I mentioned a few days ago that I’ve been having some physical problems due to my eating disorder… I got scared which in a way is good I guess… I’ve been having chest pains and my heart beat is very irregular…and it doesn’t matter if I’m just resting or walking around… I saw a specialist last week… and he gave me another appointment which I will go to next Friday… he will do some tests…
I knew that something like this might happen…. and now once it has I don’t have a choice anymore… Those of you who have been reading this site for a while know that until now I’ve been terrified of recovery… I need to start taking better care of myself… I am scared… terrified… but I think at this point I will be sacred either way… recovery or not… When recovering means life and me being able to see my children grow up… and when not recovering means death of a heart attack… I guess recovery is the best choice in the situation…

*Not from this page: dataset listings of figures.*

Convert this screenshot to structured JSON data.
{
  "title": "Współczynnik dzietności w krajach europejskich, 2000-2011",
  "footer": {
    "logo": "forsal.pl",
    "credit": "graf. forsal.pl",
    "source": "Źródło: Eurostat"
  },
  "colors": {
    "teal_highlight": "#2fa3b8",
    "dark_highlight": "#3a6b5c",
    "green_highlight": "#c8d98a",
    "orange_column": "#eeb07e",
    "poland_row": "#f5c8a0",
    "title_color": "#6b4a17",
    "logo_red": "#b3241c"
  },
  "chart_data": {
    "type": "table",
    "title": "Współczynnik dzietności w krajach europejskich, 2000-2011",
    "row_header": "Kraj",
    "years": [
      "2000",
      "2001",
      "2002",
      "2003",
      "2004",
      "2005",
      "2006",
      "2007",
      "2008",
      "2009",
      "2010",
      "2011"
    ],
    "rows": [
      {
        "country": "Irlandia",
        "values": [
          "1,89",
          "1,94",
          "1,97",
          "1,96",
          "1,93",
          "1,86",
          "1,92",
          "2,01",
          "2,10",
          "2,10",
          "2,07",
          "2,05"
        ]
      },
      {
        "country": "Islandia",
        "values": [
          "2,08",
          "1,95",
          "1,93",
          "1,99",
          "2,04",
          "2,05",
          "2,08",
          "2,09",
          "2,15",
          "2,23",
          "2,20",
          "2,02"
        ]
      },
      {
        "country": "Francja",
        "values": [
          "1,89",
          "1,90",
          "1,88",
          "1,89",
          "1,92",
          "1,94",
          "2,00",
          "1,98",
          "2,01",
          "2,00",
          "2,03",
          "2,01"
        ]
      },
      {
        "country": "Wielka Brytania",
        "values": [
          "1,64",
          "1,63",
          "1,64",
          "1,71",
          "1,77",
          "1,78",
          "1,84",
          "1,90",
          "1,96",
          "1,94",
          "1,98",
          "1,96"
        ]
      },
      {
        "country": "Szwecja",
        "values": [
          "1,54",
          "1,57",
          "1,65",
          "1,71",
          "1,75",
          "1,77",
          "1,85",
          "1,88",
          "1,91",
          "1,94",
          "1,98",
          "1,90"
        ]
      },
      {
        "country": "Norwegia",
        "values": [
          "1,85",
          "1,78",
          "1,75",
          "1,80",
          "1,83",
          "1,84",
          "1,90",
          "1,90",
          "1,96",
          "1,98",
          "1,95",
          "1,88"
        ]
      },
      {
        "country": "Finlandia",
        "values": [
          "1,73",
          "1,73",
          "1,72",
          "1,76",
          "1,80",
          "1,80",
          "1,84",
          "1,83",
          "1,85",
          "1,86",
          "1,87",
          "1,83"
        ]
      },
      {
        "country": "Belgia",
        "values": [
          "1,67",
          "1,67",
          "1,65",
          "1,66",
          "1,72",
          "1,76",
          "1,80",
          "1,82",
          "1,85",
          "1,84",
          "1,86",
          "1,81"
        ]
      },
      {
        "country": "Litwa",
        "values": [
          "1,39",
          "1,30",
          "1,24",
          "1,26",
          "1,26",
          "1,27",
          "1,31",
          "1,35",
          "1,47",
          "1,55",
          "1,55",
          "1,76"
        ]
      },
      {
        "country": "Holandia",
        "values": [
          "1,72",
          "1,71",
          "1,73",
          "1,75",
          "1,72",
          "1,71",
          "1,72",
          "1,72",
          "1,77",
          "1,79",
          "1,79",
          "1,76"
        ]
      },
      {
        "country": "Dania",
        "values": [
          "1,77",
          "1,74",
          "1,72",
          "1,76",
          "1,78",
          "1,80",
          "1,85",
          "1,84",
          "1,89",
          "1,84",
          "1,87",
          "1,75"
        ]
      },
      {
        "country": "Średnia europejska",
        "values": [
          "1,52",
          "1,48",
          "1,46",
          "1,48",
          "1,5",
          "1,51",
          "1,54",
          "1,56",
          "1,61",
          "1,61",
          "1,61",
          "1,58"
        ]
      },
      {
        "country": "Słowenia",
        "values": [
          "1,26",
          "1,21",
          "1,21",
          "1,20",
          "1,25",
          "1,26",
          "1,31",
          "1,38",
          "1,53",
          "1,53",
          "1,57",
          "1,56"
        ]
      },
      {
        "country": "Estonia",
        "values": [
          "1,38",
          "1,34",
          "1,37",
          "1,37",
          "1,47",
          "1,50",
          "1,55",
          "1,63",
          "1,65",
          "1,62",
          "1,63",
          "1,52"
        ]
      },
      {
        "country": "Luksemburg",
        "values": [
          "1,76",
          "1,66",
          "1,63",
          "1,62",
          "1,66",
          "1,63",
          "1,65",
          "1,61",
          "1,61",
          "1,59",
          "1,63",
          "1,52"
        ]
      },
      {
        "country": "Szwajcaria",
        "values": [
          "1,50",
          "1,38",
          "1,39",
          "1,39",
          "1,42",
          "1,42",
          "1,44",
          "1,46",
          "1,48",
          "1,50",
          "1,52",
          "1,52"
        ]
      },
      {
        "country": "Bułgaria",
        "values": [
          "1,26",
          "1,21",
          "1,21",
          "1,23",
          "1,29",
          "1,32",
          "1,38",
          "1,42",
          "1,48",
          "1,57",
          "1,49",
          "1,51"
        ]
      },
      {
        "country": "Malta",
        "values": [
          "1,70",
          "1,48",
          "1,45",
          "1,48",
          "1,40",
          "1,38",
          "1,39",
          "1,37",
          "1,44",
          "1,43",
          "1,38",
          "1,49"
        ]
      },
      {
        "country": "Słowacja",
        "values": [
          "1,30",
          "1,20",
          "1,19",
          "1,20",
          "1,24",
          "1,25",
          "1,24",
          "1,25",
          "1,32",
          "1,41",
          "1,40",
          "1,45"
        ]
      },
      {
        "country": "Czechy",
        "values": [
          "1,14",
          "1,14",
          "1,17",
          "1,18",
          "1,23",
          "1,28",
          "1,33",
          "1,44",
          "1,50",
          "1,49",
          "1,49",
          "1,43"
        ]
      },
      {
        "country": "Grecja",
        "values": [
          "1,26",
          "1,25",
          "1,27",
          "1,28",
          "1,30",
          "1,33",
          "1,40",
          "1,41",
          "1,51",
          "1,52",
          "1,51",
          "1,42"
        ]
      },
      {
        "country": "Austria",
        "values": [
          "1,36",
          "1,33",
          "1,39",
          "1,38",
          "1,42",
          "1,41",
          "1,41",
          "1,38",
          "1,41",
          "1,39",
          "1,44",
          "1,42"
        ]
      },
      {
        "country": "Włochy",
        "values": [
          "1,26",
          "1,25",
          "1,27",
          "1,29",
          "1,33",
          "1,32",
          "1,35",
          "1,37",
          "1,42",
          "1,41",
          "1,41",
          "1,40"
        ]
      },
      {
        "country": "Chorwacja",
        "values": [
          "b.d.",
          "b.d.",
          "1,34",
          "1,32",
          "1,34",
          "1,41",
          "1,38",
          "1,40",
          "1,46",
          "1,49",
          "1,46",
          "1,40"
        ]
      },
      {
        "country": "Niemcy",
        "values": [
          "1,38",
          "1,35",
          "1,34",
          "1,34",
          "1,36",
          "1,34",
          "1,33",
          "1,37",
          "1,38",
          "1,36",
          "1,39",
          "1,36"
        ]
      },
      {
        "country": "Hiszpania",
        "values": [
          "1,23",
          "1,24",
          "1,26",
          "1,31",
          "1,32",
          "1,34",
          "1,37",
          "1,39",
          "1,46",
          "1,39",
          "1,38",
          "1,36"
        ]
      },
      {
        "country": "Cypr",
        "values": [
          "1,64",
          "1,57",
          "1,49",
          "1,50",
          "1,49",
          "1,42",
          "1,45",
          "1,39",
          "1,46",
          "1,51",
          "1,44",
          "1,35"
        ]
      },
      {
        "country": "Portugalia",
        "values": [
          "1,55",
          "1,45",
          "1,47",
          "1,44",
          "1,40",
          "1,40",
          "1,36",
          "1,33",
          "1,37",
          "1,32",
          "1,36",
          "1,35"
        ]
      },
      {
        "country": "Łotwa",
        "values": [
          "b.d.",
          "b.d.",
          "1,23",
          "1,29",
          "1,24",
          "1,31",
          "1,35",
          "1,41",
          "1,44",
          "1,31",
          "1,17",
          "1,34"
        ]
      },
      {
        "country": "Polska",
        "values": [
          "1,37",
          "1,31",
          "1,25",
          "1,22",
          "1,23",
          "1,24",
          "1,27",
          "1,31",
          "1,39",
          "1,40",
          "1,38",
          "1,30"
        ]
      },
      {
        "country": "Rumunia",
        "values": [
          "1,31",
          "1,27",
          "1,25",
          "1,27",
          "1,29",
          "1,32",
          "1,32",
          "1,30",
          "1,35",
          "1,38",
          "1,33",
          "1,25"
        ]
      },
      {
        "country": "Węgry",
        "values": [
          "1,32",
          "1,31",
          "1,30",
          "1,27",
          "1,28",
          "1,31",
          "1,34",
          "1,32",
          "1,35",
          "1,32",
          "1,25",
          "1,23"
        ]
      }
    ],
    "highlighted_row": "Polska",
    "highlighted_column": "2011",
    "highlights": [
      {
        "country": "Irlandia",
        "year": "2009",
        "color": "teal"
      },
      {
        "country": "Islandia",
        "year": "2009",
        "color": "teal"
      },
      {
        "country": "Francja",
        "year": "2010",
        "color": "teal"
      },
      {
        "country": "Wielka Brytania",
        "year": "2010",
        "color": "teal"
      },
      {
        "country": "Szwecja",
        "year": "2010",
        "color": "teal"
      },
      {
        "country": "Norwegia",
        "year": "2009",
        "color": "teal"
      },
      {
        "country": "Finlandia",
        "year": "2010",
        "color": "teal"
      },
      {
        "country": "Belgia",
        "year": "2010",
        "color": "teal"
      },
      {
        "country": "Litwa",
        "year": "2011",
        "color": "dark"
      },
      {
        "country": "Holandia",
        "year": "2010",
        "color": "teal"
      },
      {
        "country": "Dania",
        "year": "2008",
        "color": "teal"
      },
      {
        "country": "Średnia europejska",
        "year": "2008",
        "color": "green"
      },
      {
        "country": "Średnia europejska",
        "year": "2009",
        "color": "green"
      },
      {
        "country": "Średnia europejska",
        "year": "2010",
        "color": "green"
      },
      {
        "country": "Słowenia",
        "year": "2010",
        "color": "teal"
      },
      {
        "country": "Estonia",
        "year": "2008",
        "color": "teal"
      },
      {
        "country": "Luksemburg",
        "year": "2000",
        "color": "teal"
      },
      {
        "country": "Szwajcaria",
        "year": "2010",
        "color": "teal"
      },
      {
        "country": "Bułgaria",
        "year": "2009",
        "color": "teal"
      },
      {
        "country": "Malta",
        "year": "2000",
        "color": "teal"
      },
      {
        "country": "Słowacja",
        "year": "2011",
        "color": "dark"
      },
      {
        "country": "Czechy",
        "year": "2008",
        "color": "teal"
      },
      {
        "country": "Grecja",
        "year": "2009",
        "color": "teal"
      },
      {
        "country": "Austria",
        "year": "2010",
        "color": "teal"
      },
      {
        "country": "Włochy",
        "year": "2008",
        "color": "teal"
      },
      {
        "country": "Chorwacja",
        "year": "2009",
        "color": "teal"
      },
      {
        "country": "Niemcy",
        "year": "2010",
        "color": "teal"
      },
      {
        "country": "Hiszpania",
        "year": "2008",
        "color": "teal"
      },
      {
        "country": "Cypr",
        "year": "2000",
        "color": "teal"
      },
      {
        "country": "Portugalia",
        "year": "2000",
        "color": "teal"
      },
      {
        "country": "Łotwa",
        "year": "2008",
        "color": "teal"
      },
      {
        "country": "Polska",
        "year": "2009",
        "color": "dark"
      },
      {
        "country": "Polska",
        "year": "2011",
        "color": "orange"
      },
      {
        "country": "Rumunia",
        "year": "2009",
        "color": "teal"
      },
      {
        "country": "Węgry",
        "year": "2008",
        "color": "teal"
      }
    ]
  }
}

hey Gabriel!…i meant to write to you here…but i accidentally put it under some other thing like “site refreshments” or something…and now it’s in the “recent comment” place…oops!…yeah.
luv you!–spider
Hi my name is jason and was wondering if i could ask you a question ive been having a little sharp pane in my heart and sometimes grows if i breath deeper or if i bend over and lift something. it has come and gone for awile even when i was little and im 24 know.what do u think i should do. thanks Jason G
i’m 16 and for the past few months i have been having problems. i have been trowing up for no reason, i get sharp pains around my heart and i am constantly tired. a family friend said that they are all signs of heart problems. is this true? please help me. ashley
Guys… Jason and Ashley… I am no expert in heart problems like these… I can only advice you to see a doctor… That’s what I did… I hope you will too.